For instance, if you are referring a patient to a specialist, you can’t give the specialist any diagnostics, background notes, or written or oral information about the patient unless you get specific written consent from the patient. "There has to be a new consent form every time a physician releases patient information. If there is a patient with multiple problems who is referred to several specialists, there will have to be a separate form for each specialist," Cunningham says.
Patients also must sign a consent form if you are sending their health information to a third-party billing company or payer. A one-time consent form is okay in this case. The regulations allow disclosure without patient consent for some activities including quality assurance, public health, judicial or administrative procedures, limited law enforcement activities, emergency circumstances, identification of a deceased person or cause of death, and activities related to national defense and security.
The physician can refuse treatment if the patient refuses to sign the consent form. If there is an emergency or it’s a case where the law requires you to give treatment, you may treat the patient without the consent form. The new regulations also require providers to obtain specific consent for non-routine uses of information and most non-health care purposes such as releasing the information to financial institutions determining mortgages or selling mailing lists to interested parties. Providers and health plans cannot condition treatment on patient’s agreement to disclose health information for non-routine uses.
7. All entities covered by the rule must have a privacy officer. This is someone who is basically in charge of ensuring that the records in your office are handled in accordance with the privacy regulations. If a patient has a complaint about how his or her records are handled, the privacy officer would handle it.

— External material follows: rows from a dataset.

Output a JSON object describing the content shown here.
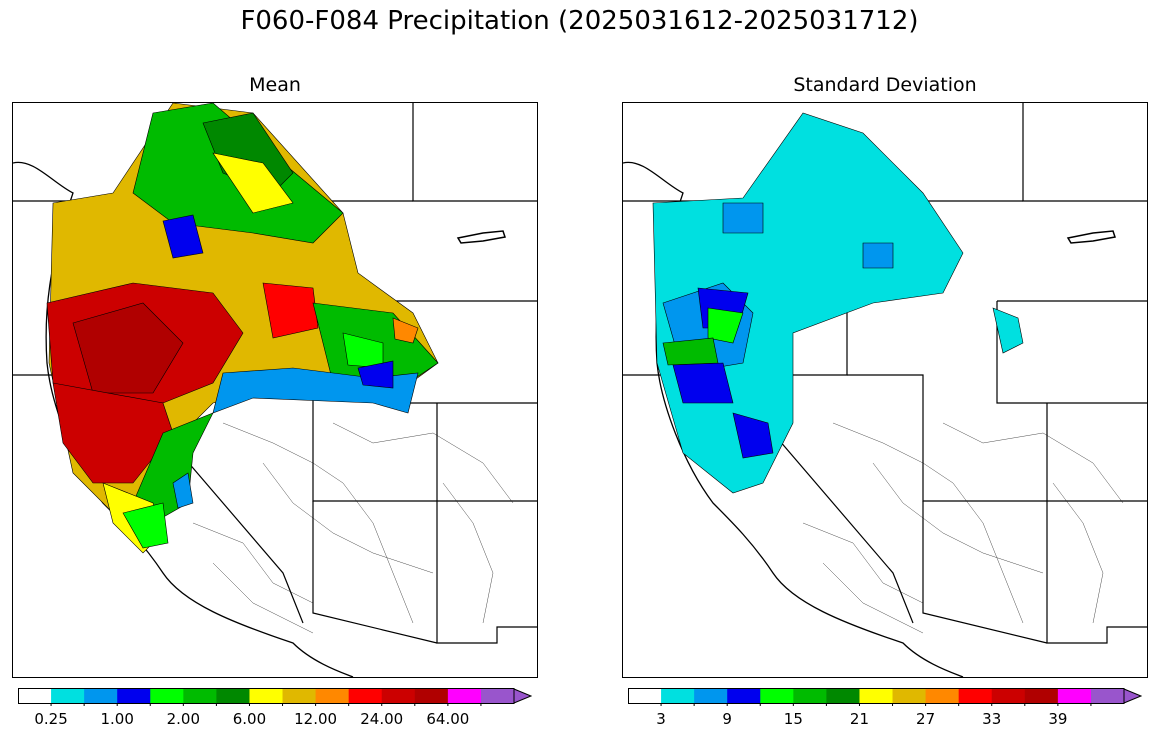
{
  "title": "F060-F084 Precipitation (2025031612-2025031712)",
  "panels": [
    {
      "title": "Mean",
      "colorbar": {
        "colors": [
          "#ffffff",
          "#00e0e0",
          "#0096ee",
          "#0000ee",
          "#00ff00",
          "#00bb00",
          "#008800",
          "#ffff00",
          "#e0b800",
          "#ff8800",
          "#ff0000",
          "#cc0000",
          "#b00000",
          "#ff00ff",
          "#9955cc"
        ],
        "tick_labels": [
          "0.25",
          "1.00",
          "2.00",
          "6.00",
          "12.00",
          "24.00",
          "64.00"
        ],
        "extend": "max"
      }
    },
    {
      "title": "Standard Deviation",
      "colorbar": {
        "colors": [
          "#ffffff",
          "#00e0e0",
          "#0096ee",
          "#0000ee",
          "#00ff00",
          "#00bb00",
          "#008800",
          "#ffff00",
          "#e0b800",
          "#ff8800",
          "#ff0000",
          "#cc0000",
          "#b00000",
          "#ff00ff",
          "#9955cc"
        ],
        "tick_labels": [
          "3",
          "9",
          "15",
          "21",
          "27",
          "33",
          "39"
        ],
        "extend": "max"
      }
    }
  ]
}
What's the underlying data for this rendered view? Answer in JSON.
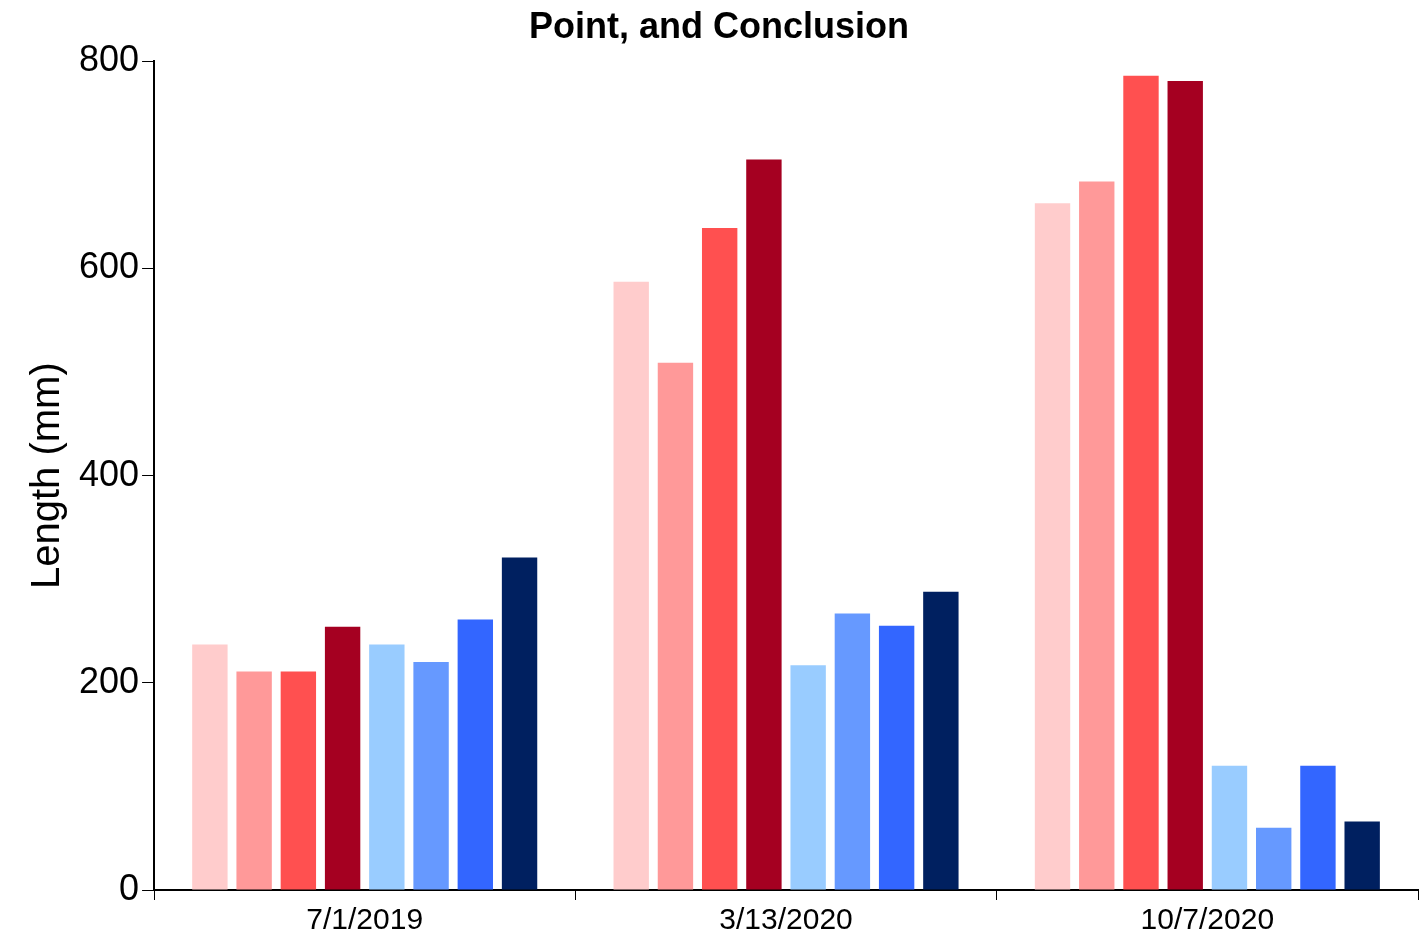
{
  "chart_data": {
    "type": "bar",
    "title": "Point, and Conclusion",
    "ylabel": "Length (mm)",
    "categories": [
      "7/1/2019",
      "3/13/2020",
      "10/7/2020"
    ],
    "series": [
      {
        "color": "#ffcccc",
        "values": [
          237,
          587,
          663
        ]
      },
      {
        "color": "#ff9999",
        "values": [
          211,
          509,
          684
        ]
      },
      {
        "color": "#ff5050",
        "values": [
          211,
          639,
          786
        ]
      },
      {
        "color": "#a50021",
        "values": [
          254,
          705,
          781
        ]
      },
      {
        "color": "#99ccff",
        "values": [
          237,
          217,
          120
        ]
      },
      {
        "color": "#6699ff",
        "values": [
          220,
          267,
          60
        ]
      },
      {
        "color": "#3366ff",
        "values": [
          261,
          255,
          120
        ]
      },
      {
        "color": "#002060",
        "values": [
          321,
          288,
          66
        ]
      }
    ],
    "ylim": [
      0,
      800
    ],
    "yticks": [
      0,
      200,
      400,
      600,
      800
    ],
    "grid": false,
    "legend": false
  }
}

8. Staff must receive training on your privacy policies and procedures every three years. "The organization will have to provide documentation that training has been given," Adler says. The training should cover all aspects of how and why you are protecting health information and should be in conjunction with security training, which will be mandated in the yet-to-be-released security regulations. Your staff must be re-trained and re-certified every three years.
9. You must make sure that anyone with whom you share confidential patient information follows the HIPAA privacy regulations. The Department of Health and Human Services puts the onus on providers to make sure that anyone with whom they share individually identifiable patient information follows the HIPAA privacy regulations. "If physicians share confidential patient information with other entities, they must bind their business associates to adhere to the same regulations as the practice," Cunningham says.
"Business associates," referred to as "business partners" in the regulation, are people who perform or assist in the performance of a function or activity or perform legal, actuarial, accounting, consulting, data aggregation, management, administrative, accreditation, or financial services. The new regulations have softened the burden of requiring physician practices to police their business partners. However, if you know there has been a violation of the HIPAA privacy regulations, you have to push for immediate corrective action.